Lama Karina mematung menatap pantulan wajahnya sendiri di depan cermin dengan rasa tak percaya diri. Karina menarik napas dan menghembuskannya sekuat tenaga. Karina sudah bertekad, apa pun yang akan  terjadi itulah yang terbaik.

Dia melangkah keluar dari kamar mandi, dengan langkah gontai tak bertenaga. Karina mengangkat wajah saat melihat Raka masih di sana, di pinggir tempat tidur mereka dengan pandangan terpaku pada lantai.

Karina mengintarinya, membenahi bantal bekas tidurnya tadi. Sampai Raka berdiri memberinya kotak kecil. Karina sudah bisa menebak apa isinya. Dia membuka kotak itu perlahan di depan suaminya, terlihat satu stel perhiasan emas, kalung, gelang, cincin, dan anting yang memiliki bentuk dan motif yang sama.

Karina menimang benda-benda itu di depannya, sementara Raka menatapnya lekat. Karina menaruh kembali benda-benda itu di kotaknya, lalu mengangkat wajah pada suaminya dengan senyum terulas lebar. Raka membalas senyum Karina dengan tangan bergerak membelai jilbabnya.

"Meskipun kau bawakan aku sekarung benda seperti ini, tetap tidak akan bisa menggantikan sekantong emping melinjo yang kau belikan dengan penuh cinta kasih. Dari awal aku tak pernah mencari kemewahan darimu, alasanku memilihmu sebagai tempat berlabuh karena melihat kesempurnaan cinta yang kau tawarkan padaku sejak awal!" lirih Karina dengan bibir tersenyum lebar tapi air mata menganak sungai.

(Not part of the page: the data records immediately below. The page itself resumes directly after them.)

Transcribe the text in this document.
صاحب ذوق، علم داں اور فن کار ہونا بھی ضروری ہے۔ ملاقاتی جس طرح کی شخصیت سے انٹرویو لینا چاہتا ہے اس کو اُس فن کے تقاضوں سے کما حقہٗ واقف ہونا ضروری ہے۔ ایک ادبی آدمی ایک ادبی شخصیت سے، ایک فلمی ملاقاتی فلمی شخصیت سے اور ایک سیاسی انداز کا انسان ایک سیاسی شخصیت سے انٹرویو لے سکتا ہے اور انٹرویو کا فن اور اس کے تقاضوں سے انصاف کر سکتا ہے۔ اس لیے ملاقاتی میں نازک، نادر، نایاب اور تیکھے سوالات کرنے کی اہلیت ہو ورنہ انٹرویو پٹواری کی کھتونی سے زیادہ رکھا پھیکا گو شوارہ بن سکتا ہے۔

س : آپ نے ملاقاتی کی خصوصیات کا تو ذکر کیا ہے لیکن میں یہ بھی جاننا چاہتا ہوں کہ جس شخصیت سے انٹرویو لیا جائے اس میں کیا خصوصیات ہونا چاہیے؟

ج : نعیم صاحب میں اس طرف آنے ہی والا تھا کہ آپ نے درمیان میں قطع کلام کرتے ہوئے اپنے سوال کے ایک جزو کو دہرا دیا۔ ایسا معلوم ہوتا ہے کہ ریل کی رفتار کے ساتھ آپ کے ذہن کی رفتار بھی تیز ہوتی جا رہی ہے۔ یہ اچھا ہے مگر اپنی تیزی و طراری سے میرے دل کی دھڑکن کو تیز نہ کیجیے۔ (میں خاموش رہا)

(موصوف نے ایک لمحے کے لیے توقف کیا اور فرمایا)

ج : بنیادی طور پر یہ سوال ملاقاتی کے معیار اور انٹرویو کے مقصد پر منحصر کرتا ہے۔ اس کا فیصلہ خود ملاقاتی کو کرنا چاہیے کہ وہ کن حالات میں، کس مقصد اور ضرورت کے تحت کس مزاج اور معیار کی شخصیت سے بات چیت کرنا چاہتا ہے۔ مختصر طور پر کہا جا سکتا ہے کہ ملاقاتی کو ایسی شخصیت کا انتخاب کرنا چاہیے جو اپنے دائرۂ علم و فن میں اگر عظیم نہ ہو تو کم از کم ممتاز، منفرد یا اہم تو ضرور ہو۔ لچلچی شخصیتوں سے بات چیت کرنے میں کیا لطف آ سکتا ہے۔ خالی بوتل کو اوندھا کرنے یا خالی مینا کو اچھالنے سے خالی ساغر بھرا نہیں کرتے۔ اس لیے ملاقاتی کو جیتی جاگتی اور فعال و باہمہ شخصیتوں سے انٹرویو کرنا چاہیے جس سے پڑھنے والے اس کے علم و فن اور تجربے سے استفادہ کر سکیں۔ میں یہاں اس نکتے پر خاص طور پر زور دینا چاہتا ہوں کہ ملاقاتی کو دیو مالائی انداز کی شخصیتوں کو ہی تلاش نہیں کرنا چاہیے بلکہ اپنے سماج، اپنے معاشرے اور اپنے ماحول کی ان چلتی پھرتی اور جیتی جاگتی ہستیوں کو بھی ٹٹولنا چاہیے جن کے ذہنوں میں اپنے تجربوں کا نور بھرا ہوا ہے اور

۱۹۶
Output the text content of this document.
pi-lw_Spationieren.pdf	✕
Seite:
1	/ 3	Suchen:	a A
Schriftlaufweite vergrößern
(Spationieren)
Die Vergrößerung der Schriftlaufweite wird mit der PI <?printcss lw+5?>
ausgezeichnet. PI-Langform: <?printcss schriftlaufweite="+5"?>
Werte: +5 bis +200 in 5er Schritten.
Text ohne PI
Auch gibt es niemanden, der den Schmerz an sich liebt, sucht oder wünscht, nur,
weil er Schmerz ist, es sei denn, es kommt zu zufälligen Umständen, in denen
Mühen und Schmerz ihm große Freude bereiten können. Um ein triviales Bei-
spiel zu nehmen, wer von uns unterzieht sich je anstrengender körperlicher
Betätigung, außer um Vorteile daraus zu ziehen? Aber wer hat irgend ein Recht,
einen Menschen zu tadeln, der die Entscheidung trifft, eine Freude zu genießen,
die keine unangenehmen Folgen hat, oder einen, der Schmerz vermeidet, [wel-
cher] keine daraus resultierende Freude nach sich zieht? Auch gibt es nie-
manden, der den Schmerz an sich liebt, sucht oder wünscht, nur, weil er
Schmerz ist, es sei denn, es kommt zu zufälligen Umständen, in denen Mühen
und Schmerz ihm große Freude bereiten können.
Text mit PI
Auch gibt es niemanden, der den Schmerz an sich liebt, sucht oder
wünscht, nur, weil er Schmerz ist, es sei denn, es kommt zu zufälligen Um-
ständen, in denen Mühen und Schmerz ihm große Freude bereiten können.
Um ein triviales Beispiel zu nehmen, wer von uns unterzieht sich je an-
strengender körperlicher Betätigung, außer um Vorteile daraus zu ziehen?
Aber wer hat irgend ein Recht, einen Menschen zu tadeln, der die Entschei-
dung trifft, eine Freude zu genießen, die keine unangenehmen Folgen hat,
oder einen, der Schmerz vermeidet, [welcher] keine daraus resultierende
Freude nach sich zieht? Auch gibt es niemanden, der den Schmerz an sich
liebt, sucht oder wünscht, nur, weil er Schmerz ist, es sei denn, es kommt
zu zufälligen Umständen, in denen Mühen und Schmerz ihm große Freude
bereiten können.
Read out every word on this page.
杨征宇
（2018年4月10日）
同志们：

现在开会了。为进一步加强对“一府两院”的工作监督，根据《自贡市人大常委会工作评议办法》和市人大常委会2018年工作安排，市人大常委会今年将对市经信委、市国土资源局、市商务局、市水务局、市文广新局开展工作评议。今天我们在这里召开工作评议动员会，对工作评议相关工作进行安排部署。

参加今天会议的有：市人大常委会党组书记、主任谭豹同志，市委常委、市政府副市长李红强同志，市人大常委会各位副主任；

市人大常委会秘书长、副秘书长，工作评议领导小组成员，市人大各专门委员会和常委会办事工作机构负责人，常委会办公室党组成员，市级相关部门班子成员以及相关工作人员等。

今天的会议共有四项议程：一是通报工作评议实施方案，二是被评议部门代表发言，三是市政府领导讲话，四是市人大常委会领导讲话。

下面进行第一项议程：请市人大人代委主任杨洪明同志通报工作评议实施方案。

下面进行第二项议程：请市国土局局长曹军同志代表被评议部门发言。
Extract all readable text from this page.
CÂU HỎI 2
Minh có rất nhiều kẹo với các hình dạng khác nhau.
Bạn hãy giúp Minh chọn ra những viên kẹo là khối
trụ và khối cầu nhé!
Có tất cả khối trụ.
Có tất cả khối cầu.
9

"Wanita-wanita di luar sana akan sangat menginginkannya, bahkan demi barang-barang seperti itu. Mereka rela melupakan kalau seseorang sudah memiliki istri dan anak!" sindir Karina lagi, yang menusuk tepat ke tengah jantung Raka.

Sekali lagi Raka berusaha meraih Karina dalam pelukannya. Memeluknya erat sambil mencium kedua pipi dan keningnya. Saat Raka mencoba menyentuh bibir wanitanya itu. Karina mendorongnya, memberi jarak antara tubuh mereka. 

"Tak semudah itu kau memperbaiki sesuatu yang sudah patah, hatiku sudah terlanjur terluka." Karina berlalu pergi meninggalkan Raka mematung di sana.